Claude Debussy (1862-1918) : Images, livres I et II ; Estampes ; Masques ; Hommage à Haydn ; Berceuse héroïque ; Le martyre de saint Sébastien (arr. Caplet pour piano). Alice Ader, piano. Warner Classics / Erato, 2026.

On accueille avec un bonheur tout particulier la réapparition en formule digitale de cette gravure Debussy d'Alice Ader, l'une des pianistes les plus sous-estimées de notre époque. La discographie française a ses injustices, et celle-ci en est une parmi les plus tenaces : voilà une artiste dont l'intelligence du clavier — nourrie d'une longue fréquentation de Debussy, de Ravel, de Fauré, et d'un compagnonnage intellectuel avec le répertoire français du premier XXe siècle — n'a jamais reçu l'écho médiatique qu'elle mérite, alors même que ses lectures comptent parmi les plus authentiquement musicales du répertoire. Ce programme rassemble les pages pianistiques essentielles des années 1900-1915 et intègre, élément précieux, l'arrangement Caplet du Martyre de saint Sébastien — partition rare au disque, où toute l'étrangeté mystique du Mystère de D'Annunzio passe au filtre du clavier. Le toucher d'Alice Ader y conjugue clarté harmonique et profondeur narrative ; les Images du livre II, en particulier, atteignent dans Cloches à travers les feuilles une densité méditative qui justifie à elle seule de redécouvrir cet enregistrement. À écouter, et à faire écouter.

2. Mel Bonis : Orchestral Works — BBC Scottish Symphony Orchestra, Rumon Gamba

Mel Bonis (1858-1937) : Trois Femmes de légende (Ophélie, Salomé, Le songe de Cléopâtre) ; Suite en forme de valses ; Suite orientale ; Trois Danses ; Le chat sur le toit ; Noël de la Vierge Marie ; Danse sacrée ; Les Gitanos (arr. Gauwin). Elizabeth Watts, soprano ; BBC Scottish Symphony Orchestra ; Rumon Gamba, direction. Chandos, 2026.

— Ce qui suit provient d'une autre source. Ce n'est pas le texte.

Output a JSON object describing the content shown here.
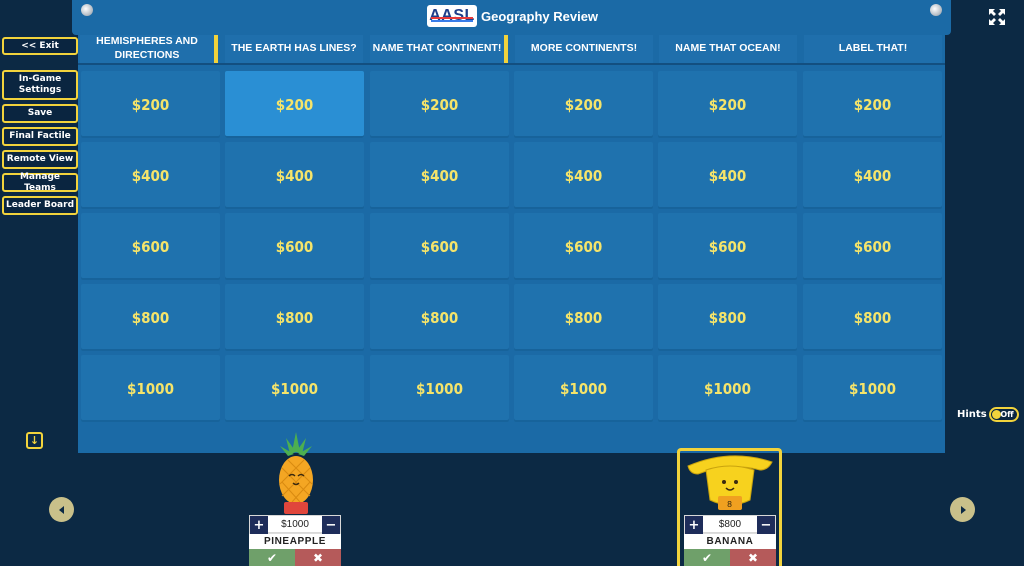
{
  "header": {
    "logo_text": "AASL",
    "title": "Geography Review"
  },
  "menu": {
    "exit": "<< Exit",
    "settings": "In-Game Settings",
    "save": "Save",
    "final": "Final Factile",
    "remote": "Remote View",
    "teams": "Manage Teams",
    "leader": "Leader Board"
  },
  "categories": [
    "HEMISPHERES AND DIRECTIONS",
    "THE EARTH HAS LINES?",
    "NAME THAT CONTINENT!",
    "MORE CONTINENTS!",
    "NAME THAT OCEAN!",
    "LABEL THAT!"
  ],
  "values": [
    "$200",
    "$400",
    "$600",
    "$800",
    "$1000"
  ],
  "hints": {
    "label": "Hints",
    "state": "Off"
  },
  "teams": [
    {
      "name": "PINEAPPLE",
      "score": "$1000"
    },
    {
      "name": "BANANA",
      "score": "$800"
    }
  ],
  "colors": {
    "accent": "#f2d33c",
    "board": "#1b6aa6",
    "cell": "#1f72ae",
    "value_text": "#f5e46a"
  }
}
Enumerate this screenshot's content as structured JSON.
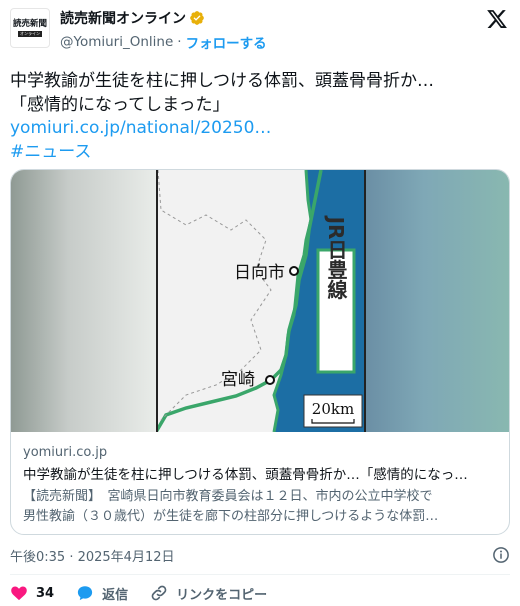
{
  "account": {
    "display_name": "読売新聞オンライン",
    "handle": "@Yomiuri_Online",
    "separator": "·",
    "follow_label": "フォローする",
    "avatar_text": "読売新聞",
    "avatar_subtext": "オンライン",
    "verified_color": "#e8b00a"
  },
  "tweet": {
    "text_line1": "中学教諭が生徒を柱に押しつける体罰、頭蓋骨骨折か…",
    "text_line2": "「感情的になってしまった」",
    "link": "yomiuri.co.jp/national/20250…",
    "hashtag": "#ニュース"
  },
  "card": {
    "map": {
      "city1": "日向市",
      "city2": "宮崎",
      "railway": "JR日豊線",
      "scale": "20km",
      "sea_color": "#1c6ea4",
      "land_color": "#f2f2f2",
      "rail_color": "#3aa66a"
    },
    "domain": "yomiuri.co.jp",
    "title": "中学教諭が生徒を柱に押しつける体罰、頭蓋骨骨折か…「感情的になっ…",
    "desc_line1": "【読売新聞】　宮崎県日向市教育委員会は１２日、市内の公立中学校で",
    "desc_line2": "男性教諭（３０歳代）が生徒を廊下の柱部分に押しつけるような体罰…"
  },
  "timestamp": "午後0:35 · 2025年4月12日",
  "actions": {
    "like_count": "34",
    "reply_label": "返信",
    "copy_link_label": "リンクをコピー",
    "like_color": "#f91880",
    "reply_color": "#1d9bf0"
  }
}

Le travail de réhabilitation autour de Mel Bonis avance désormais sans plus avoir besoin de plaidoyer : la musique parle. Chandos et Rumon Gamba — qui mènent depuis vingt ans une politique éditoriale exemplaire en matière de répertoire orchestral oublié — offrent ici l'un des panoramas les plus convaincants à ce jour de l'écriture symphonique de la compositrice française. Les Trois Femmes de légende, en particulier, révèlent une dramaturgie orchestrale d'une finesse rare, à mi-chemin entre Massenet et le premier Debussy. Elizabeth Watts apporte aux deux pages avec voix une présence très juste. Le BBC Scottish Symphony Orchestra, dans son meilleur jour, donne à ces partitions la générosité de timbre qu'elles méritent. À placer sans hésiter aux côtés des Lili Boulanger et Augusta Holmès du label.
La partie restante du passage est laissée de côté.